Governments often offer subsidies to consumers for clean-technology products, from home solar panels to electric vehicles. But what are the right levels of subsidy, and how should they be calculated? As a new paper co-authored by MIT researchers shows, governments can easily make subsidies too low when they ignore a basic problem: Consumer demand for these products is usually highly uncertain.
Indeed, the paper’s analysis suggests this has already happened in the case of the Chevy Volt, an electric car introduced in 2010 that suffered slow initial sales before gaining more traction in the marketplace.
“The government will miss their target by a lot when ignoring demand uncertainty,” says Georgia Perakis, the William F. Pounds Professor of Management at the MIT Sloan School of Management and a co-author of the paper.
While discussion of “demand uncertainty” might sound a bit abstract, it matters. Governments usually provide subsidies based on overall adoption targets, such as the number of cars or solar panels they would like to see adopted over a period of time. But green technologies are often new products, and no one really knows how many consumers are waiting to buy them.

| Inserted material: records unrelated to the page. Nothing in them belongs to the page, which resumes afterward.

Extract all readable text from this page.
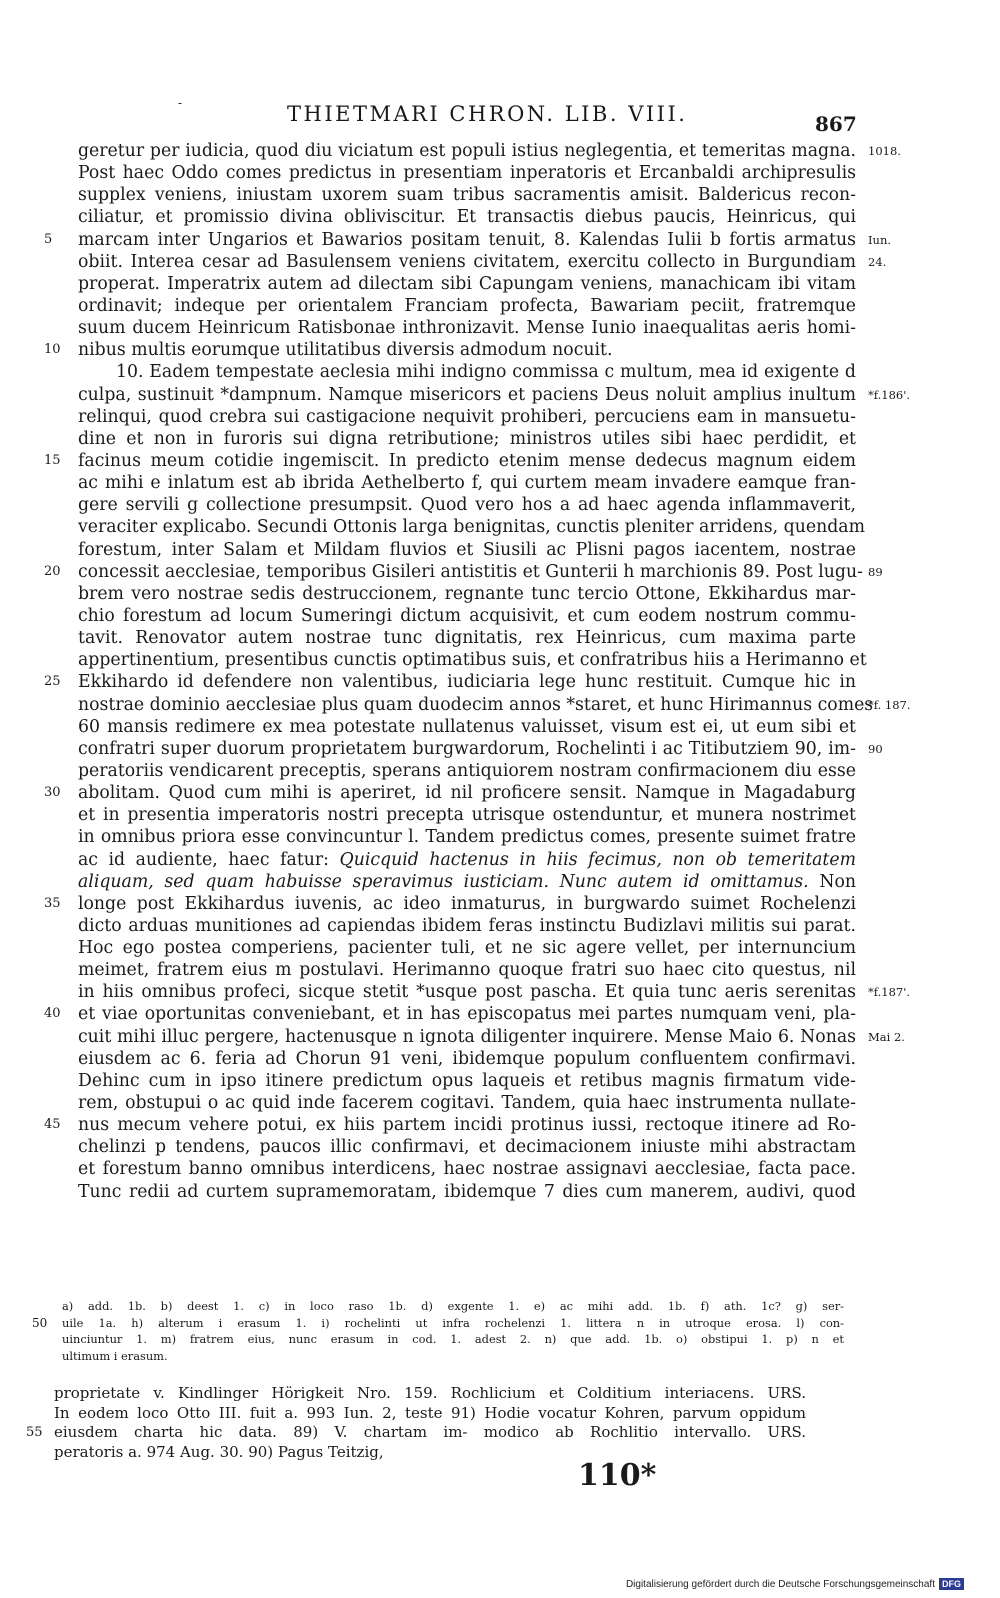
-	THIETMARI CHRON. LIB. VIII.	867
geretur per iudicia, quod diu viciatum est populi istius neglegentia, et temeritas magna. 1018.
Post haec Oddo comes predictus in presentiam inperatoris et Ercanbaldi archipresulis
supplex veniens, iniustam uxorem suam tribus sacramentis amisit. Baldericus recon-
ciliatur, et promissio divina obliviscitur. Et transactis diebus paucis, Heinricus, qui
marcam inter Ungarios et Bawarios positam tenuit, 8. Kalendas Iulii b fortis armatus
5	Iun.
obiit. Interea cesar ad Basulensem veniens civitatem, exercitu collecto in Burgundiam 24.
properat. Imperatrix autem ad dilectam sibi Capungam veniens, manachicam ibi vitam
ordinavit; indeque per orientalem Franciam profecta, Bawariam peciit, fratremque
suum ducem Heinricum Ratisbonae inthronizavit. Mense Iunio inaequalitas aeris homi-
nibus multis eorumque utilitatibus diversis admodum nocuit.
10
10. Eadem tempestate aeclesia mihi indigno commissa c multum, mea id exigente d
culpa, sustinuit *dampnum. Namque misericors et paciens Deus noluit amplius inultum *f.186'.
relinqui, quod crebra sui castigacione nequivit prohiberi, percuciens eam in mansuetu-
dine et non in furoris sui digna retributione; ministros utiles sibi haec perdidit, et
facinus meum cotidie ingemiscit. In predicto etenim mense dedecus magnum eidem
15
ac mihi e inlatum est ab ibrida Aethelberto f, qui curtem meam invadere eamque fran-
gere servili g collectione presumpsit. Quod vero hos a ad haec agenda inflammaverit,
veraciter explicabo. Secundi Ottonis larga benignitas, cunctis pleniter arridens, quendam
forestum, inter Salam et Mildam fluvios et Siusili ac Plisni pagos iacentem, nostrae
concessit aecclesiae, temporibus Gisileri antistitis et Gunterii h marchionis 89. Post lugu-
20	89
brem vero nostrae sedis destruccionem, regnante tunc tercio Ottone, Ekkihardus mar-
chio forestum ad locum Sumeringi dictum acquisivit, et cum eodem nostrum commu-
tavit. Renovator autem nostrae tunc dignitatis, rex Heinricus, cum maxima parte
appertinentium, presentibus cunctis optimatibus suis, et confratribus hiis a Herimanno et
Ekkihardo id defendere non valentibus, iudiciaria lege hunc restituit. Cumque hic in
25
nostrae dominio aecclesiae plus quam duodecim annos *staret, et hunc Hirimannus comes
*f. 187.
60 mansis redimere ex mea potestate nullatenus valuisset, visum est ei, ut eum sibi et
confratri super duorum proprietatem burgwardorum, Rochelinti i ac Titibutziem 90, im- 90
peratoriis vendicarent preceptis, sperans antiquiorem nostram confirmacionem diu esse
abolitam. Quod cum mihi is aperiret, id nil proficere sensit. Namque in Magadaburg
30
et in presentia imperatoris nostri precepta utrisque ostenduntur, et munera nostrimet
in omnibus priora esse convincuntur l. Tandem predictus comes, presente suimet fratre
ac id audiente, haec fatur: Quicquid hactenus in hiis fecimus, non ob temeritatem
aliquam, sed quam habuisse speravimus iusticiam. Nunc autem id omittamus. Non
longe post Ekkihardus iuvenis, ac ideo inmaturus, in burgwardo suimet Rochelenzi
35
dicto arduas munitiones ad capiendas ibidem feras instinctu Budizlavi militis sui parat.
Hoc ego postea comperiens, pacienter tuli, et ne sic agere vellet, per internuncium
meimet, fratrem eius m postulavi. Herimanno quoque fratri suo haec cito questus, nil
in hiis omnibus profeci, sicque stetit *usque post pascha. Et quia tunc aeris serenitas *f.187'.
et viae oportunitas conveniebant, et in has episcopatus mei partes numquam veni, pla-
40
cuit mihi illuc pergere, hactenusque n ignota diligenter inquirere. Mense Maio 6. Nonas Mai 2.
eiusdem ac 6. feria ad Chorun 91 veni, ibidemque populum confluentem confirmavi.
Dehinc cum in ipso itinere predictum opus laqueis et retibus magnis firmatum vide-
rem, obstupui o ac quid inde facerem cogitavi. Tandem, quia haec instrumenta nullate-
nus mecum vehere potui, ex hiis partem incidi protinus iussi, rectoque itinere ad Ro-
45
chelinzi p tendens, paucos illic confirmavi, et decimacionem iniuste mihi abstractam
et forestum banno omnibus interdicens, haec nostrae assignavi aecclesiae, facta pace.
Tunc redii ad curtem supramemoratam, ibidemque 7 dies cum manerem, audivi, quod
a) add. 1b. b) deest 1. c) in loco raso 1b. d) exgente 1. e) ac mihi add. 1b. f) ath. 1c? g) ser-
uile 1a. h) alterum i erasum 1. i) rochelinti ut infra rochelenzi 1. littera n in utroque erosa. l) con-
50
uinciuntur 1. m) fratrem eius, nunc erasum in cod. 1. adest 2. n) que add. 1b. o) obstipui 1. p) n et
ultimum i erasum.
proprietate v. Kindlinger Hörigkeit Nro. 159. Rochlicium et Colditium interiacens. URS.
In eodem loco Otto III. fuit a. 993 Iun. 2, teste 91) Hodie vocatur Kohren, parvum oppidum
eiusdem charta hic data. 89) V. chartam im- modico ab Rochlitio intervallo. URS.
55
peratoris a. 974 Aug. 30. 90) Pagus Teitzig,
110*
Digitalisierung gefördert durch die Deutsche Forschungsgemeinschaft DFG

Some models of subsidies assume a steady ratio between the dollar amount of the subsidy and the total number of cars or solar panels that will be sold. But as the new paper indicates, that’s not quite the right approach. Given uncertain markets, subsidy levels don’t correlate steadily with sales. Instead, it takes relatively high subsidy levels to kick-start a certain amount of business; then a more gradual increase can help achieve higher sales.
For clean technologies, the research project shows, these increased subsidies should still pay for themselves even at higher levels, when issues such as reductions in pollution, which lead to lower health-care costs, are factored in.
The paper, “The Impact of Demand Uncertainty on Consumer Subsidies for Green Technology Adoption,” has been published online by Management Science. The co-authors are Perakis; Maxime C. Cohen PhD ’15, an assistant professor at New York University; and Ruben Lobel PhD ’12, an assistant professor at the University of Pennsylvania.